— Monsieur le Comte, reprit ce galant homme, j’ai pris la liberté d’engager la conversation avec vous pour vous adresser des reproches.

— A moi, Monsieur ?

— Songez-vous que la constance de votre attachement pour Mme de Merville est une manière de scandale ? Vous l’avez prise, en prévenant les desseins que j’avais sur elle. Je m’inclinai devant votre fantaisie, et je pris le parti d’attendre qu’elle fût passée pour satisfaire la mienne. Mais voici trois ou quatre mois que vous la possédez, sans que votre goût soit épuisé. Vous êtes trop équitable pour ne point admettre mon impatience, car c’est un terme trop long pour ravir aux autres cette femme désirable.

— Monsieur, lui dis-je, je ne comprends aucunement votre discours.

— Hé quoi ! Vous voulez faire le discret, quand tout Paris connaît votre liaison !

— Paris, Monsieur, se trompe fort sur mon compte, et, au portrait que vous tracez de cette personne, je suis pénétré de regrets qu’il s’abuse.

— Grands dieux ! fit soudain le survenant qui m’avait posé cette énigme, n’ai-je point l’honneur de parler au comte de Grancour ?
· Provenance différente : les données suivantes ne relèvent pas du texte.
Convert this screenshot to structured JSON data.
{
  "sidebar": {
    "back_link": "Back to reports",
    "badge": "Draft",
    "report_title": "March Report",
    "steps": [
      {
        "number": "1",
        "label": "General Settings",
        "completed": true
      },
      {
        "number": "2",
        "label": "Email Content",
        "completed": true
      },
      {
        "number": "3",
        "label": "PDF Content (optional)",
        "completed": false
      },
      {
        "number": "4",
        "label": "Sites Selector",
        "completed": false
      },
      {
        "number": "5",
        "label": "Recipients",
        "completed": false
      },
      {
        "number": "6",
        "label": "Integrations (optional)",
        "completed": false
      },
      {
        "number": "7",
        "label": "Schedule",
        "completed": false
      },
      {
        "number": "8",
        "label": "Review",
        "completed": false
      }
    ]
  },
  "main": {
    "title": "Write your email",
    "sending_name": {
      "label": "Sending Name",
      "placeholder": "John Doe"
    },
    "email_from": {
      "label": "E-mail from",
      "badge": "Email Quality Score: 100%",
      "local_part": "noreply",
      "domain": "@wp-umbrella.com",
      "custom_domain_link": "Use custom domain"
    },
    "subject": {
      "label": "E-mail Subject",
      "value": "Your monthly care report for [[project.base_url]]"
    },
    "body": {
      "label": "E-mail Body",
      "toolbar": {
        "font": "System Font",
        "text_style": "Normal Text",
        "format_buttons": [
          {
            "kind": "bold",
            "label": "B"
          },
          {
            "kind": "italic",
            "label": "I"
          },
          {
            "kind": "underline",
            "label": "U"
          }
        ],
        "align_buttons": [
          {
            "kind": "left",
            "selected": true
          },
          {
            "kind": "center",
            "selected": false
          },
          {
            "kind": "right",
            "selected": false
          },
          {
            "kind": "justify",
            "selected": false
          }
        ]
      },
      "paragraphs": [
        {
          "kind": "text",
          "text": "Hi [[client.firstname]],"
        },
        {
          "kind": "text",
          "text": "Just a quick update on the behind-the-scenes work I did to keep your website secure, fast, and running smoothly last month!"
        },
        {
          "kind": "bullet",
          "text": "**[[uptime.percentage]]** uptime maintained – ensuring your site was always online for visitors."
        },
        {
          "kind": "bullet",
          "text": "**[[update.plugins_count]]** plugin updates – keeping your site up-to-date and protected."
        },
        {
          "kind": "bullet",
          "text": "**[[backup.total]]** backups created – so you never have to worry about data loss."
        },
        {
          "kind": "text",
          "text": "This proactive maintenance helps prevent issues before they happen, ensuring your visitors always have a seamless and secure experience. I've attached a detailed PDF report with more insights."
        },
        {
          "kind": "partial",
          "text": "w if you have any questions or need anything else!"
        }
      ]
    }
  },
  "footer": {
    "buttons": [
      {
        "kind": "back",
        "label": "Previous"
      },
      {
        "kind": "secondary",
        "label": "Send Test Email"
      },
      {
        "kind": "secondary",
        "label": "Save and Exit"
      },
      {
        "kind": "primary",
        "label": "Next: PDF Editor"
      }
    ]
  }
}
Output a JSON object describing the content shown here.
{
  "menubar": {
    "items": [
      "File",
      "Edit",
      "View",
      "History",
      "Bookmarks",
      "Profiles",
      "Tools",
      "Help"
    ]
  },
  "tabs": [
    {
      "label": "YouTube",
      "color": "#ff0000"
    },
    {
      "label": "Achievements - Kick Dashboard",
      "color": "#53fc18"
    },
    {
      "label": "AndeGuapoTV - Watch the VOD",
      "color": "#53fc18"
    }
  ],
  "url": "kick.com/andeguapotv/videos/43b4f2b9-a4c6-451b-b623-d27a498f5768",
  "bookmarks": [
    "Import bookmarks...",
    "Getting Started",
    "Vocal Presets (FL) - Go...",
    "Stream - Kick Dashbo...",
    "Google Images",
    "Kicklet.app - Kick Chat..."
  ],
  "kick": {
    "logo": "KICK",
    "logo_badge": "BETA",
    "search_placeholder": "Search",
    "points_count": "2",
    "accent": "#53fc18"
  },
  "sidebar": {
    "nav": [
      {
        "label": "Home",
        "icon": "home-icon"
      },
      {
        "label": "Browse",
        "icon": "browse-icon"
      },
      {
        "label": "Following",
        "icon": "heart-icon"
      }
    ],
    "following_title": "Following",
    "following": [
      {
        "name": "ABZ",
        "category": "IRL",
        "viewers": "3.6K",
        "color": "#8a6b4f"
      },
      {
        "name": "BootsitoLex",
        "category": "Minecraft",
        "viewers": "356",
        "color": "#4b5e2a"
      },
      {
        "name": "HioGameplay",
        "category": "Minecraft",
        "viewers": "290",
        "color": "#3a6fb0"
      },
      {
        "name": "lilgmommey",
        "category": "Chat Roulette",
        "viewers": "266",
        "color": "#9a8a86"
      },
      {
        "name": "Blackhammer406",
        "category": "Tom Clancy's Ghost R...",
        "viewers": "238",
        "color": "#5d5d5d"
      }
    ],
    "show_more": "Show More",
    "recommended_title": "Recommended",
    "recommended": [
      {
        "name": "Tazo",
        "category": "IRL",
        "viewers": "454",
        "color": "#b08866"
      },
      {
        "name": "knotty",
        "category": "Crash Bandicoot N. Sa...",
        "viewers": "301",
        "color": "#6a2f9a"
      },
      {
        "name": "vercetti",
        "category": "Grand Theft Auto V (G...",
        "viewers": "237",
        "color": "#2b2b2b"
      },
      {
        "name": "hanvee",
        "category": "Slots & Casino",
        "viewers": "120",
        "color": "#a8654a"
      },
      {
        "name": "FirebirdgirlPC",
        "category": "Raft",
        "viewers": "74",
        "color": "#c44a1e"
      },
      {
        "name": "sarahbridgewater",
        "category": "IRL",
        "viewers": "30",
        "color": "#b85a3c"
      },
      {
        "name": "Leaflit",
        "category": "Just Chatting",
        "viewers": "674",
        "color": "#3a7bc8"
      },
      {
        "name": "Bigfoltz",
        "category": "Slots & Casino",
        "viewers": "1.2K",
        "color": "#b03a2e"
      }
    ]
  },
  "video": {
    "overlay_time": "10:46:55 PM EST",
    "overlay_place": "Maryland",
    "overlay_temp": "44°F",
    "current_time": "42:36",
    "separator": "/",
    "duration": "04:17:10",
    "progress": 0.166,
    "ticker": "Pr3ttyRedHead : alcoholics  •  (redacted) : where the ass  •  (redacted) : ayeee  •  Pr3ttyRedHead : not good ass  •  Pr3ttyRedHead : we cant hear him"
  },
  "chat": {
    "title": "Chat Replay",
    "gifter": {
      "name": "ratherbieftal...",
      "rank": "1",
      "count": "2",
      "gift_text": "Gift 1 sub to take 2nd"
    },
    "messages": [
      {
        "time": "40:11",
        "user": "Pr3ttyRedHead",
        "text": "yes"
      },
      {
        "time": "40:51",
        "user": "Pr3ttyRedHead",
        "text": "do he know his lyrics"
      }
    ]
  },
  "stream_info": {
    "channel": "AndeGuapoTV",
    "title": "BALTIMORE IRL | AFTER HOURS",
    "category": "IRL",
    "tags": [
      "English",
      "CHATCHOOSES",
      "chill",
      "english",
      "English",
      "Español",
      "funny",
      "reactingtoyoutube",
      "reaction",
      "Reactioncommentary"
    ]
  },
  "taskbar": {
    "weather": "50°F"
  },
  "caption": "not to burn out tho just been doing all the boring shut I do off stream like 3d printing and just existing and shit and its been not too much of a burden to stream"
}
— Je suis le chevalier de Fagnes.

— Quelle erreur fut la mienne, mais qui ne se serait trompé à une telle ressemblance ? Je viens d’être un grand sot. Tout au moins, de cette façon bizarre, me suis-je donné le plaisir de lier conversation avec un aimable gentilhomme, m’inspirant la plus vive sympathie, et nous ne saurions nous quitter sans avoir poussé plus loin notre connaissance.

Il déclara qu’il se nommait le baron de Dormeuil et ajouta qu’il était fort répandu dans le monde, et qu’il serait charmé de pouvoir m’être utile. Il témoignait d’une parfaite urbanité, et je fus gagné par ses manières affables. Il me pria d’accepter que nous nous reposions au café de Jousserand, car, me dit-il, sa vivacité naturelle répugnait à la gravité des joueurs d’échecs du café de la Régence, et il comprenait mal que des gens passassent des heures, avec une grande contention d’esprit, à pousser du bois. Il aimait, quant à lui, les émotions du jeu, où le hasard décide rapidement du gain ou de la perte.